Now, we would like to merge these accounts. Two accounts definitely belong to the same person if there is some email that is common to both accounts. Note that even if two accounts have the same name, they may belong to different people as people could have the same name. A person can have any number of accounts initially, but all of their accounts definitely have the same name.
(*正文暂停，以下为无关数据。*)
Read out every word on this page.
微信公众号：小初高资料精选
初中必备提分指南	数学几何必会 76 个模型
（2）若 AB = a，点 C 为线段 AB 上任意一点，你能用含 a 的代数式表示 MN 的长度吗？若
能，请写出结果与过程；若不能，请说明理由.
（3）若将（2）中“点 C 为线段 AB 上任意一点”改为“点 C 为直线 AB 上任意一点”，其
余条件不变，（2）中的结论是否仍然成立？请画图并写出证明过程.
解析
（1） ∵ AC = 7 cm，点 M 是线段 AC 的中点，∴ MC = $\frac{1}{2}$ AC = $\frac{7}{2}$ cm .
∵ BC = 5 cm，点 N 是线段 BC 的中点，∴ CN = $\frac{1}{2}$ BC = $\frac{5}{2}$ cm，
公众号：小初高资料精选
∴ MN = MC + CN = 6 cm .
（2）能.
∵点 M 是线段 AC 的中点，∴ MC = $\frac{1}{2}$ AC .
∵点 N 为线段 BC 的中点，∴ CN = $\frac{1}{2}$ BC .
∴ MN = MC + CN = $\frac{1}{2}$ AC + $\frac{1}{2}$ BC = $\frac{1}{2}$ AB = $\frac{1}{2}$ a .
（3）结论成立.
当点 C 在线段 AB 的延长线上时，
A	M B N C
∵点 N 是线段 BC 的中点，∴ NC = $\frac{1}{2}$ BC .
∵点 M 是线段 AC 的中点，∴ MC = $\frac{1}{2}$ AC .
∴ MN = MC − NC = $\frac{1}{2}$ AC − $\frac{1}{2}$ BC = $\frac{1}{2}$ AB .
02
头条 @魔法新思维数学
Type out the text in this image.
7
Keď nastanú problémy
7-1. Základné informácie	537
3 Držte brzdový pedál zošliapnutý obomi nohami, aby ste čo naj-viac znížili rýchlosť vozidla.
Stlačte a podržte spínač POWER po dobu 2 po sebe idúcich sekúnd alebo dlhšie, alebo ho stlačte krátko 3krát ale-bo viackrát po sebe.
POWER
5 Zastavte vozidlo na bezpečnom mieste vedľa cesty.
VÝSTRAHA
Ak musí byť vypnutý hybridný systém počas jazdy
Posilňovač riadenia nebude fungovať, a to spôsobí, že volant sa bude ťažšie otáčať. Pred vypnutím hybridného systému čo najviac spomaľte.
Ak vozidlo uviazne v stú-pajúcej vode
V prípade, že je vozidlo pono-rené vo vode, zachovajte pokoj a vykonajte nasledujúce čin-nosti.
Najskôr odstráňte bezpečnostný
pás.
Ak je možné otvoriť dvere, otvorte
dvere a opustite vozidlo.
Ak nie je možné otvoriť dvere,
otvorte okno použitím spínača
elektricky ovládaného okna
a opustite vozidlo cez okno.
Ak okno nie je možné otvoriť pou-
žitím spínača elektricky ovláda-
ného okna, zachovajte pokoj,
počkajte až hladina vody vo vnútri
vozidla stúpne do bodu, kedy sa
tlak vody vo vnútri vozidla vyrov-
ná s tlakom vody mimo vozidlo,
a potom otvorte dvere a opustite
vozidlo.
After merging the accounts, return the accounts in the following format: the first element of each account is the name, and the rest of the elements are emails in sorted order. The accounts themselves can be returned in any order.
Example 1:
Input:
accounts = [["John", "johnsmith@mail.com", "john00@mail.com"], ["John", "johnnybravo@mail.com"], ["John", "johnsmith@mail.com", "john_newyork@mail.com"], ["Mary", "mary@mail.com"]]
Output: [["John", 'john00@mail.com', 'john_newyork@mail.com', 'johnsmith@mail.com'], ["John", "johnnybravo@mail.com"], ["Mary", "mary@mail.com"]]
Explanation:
The first and third John's are the same person as they have the common email "johnsmith@mail.com".
The second John and Mary are different people as none of their email addresses are used by other accounts.
We could return these lists in any order, for example the answer [['Mary', 'mary@mail.com'], ['John', 'johnnybravo@mail.com'],
['John', 'john00@mail.com', 'john_newyork@mail.com', 'johnsmith@mail.com']] would still be accepted.
Note:
- The length of accounts will be in the range [1, 1000].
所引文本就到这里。